The projects beyond the Boardwalk continued when the Foundation donated benches to the new Main Street Park, continued tree plantings, and financed the new camera security system for town parks. Many of these endeavors were made possible by the Foundation’s popular memorial plaque program which, by 2018, had well over 2,000 plaques.
Dr. Legg has said, “Although there were a lot of highlights along the way, probably my biggest sense of accomplishment was that the Foundation was able to help the town finish the western portion of the Boardwalk, complete with signage and a new monument. In May 2016, our Rededication Celebration of the re-built Boardwalk was an exciting accomplishment.
In addition to all of these achievements, Dr. Legg led a concerted effort to recruit new members. He has written, “At that board meeting, I could feel the enthusiasm, the vibrant talk, the opinions, and the energy in the room. It was a group of motivated volunteers- a mix of old-timers and newcomers- co-operating together in transition. Working with that group of people was a most satisfying experience.”
“My lasting impression as president was learning how much mutual respect existed between the town and the Foundation. Without this cooperation, none of these achievements would have been possible. At an introductory meeting, then First Selectman Paul Formica gave me his personal cell phone number to call at any time. Parks and Recreation Director Dave Putnam offered to meet regularly and later shared his “wish list” to work on together.
This cooperative spirit carried over with state and federal officials, including congressmen. It obviously was the result of the Foundation’s previous efforts for the community. It made my life easier for those five years, especially our close knit cooperation with Parks and Rec. It also helped that I was riding the coattails of Bob DeSanto.”
As he looked back upon his experience, he wrote, “Along the way, I learned a lot: How to plant seagrass, how to survey a beach, the best place to collect driftwood (south shore of Fishers Island), where to order bronzes (a remote back street in East Haven), the best Mason in the area (to construct a monument), the local music scene(to sponsor a concert at the band shell), the UConn fanatics, the good caterers, outstanding politicians, good business people, town walking/biking trails, how to spend money, how to raise money, how to run a meeting in one hour (by demand), where to store stuff (people’s garages), and the realization that volunteers’ spouses are saints.”

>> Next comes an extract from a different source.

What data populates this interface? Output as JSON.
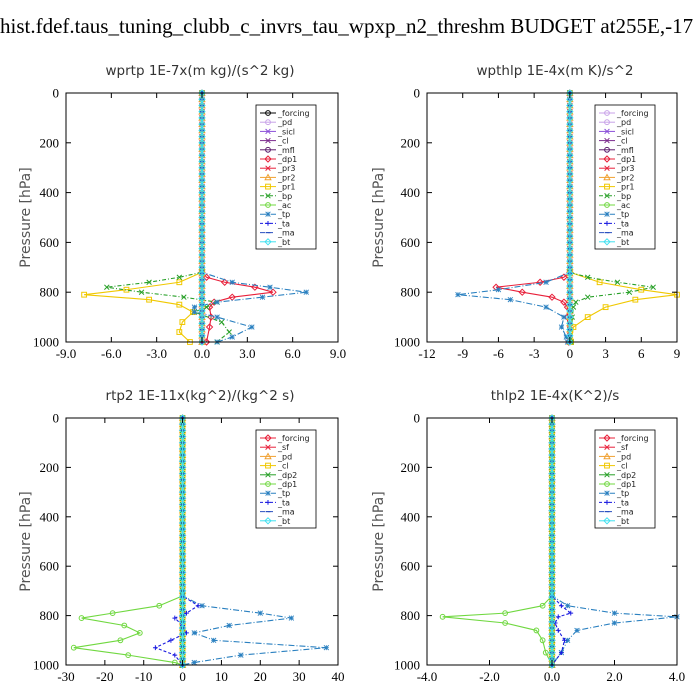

As he reminisced about his time as President he said, “East Lyme has been called a town of volunteers. A fine example is the East Lyme Public Trust Foundation which relies on the ideas and energy of its people to “improve the quality of life in the town and the region.” I really enjoyed the group I worked with.”
“There’s a monument to volunteers in a town in Colorado which I once visited. Wouldn’t it be great to build one like it in Main Street Park to honor the Volunteers who make our town a special place in which to live!” Ralph Waldo Emerson has written, “The purpose of life is to be useful…to have it make some difference that you lived and lived well.” Dr. Legg has put this idea into action by leading co-operative endeavors between generations of volunteers and co-operative endeavors between government and non-profits. He certainly has made a difference.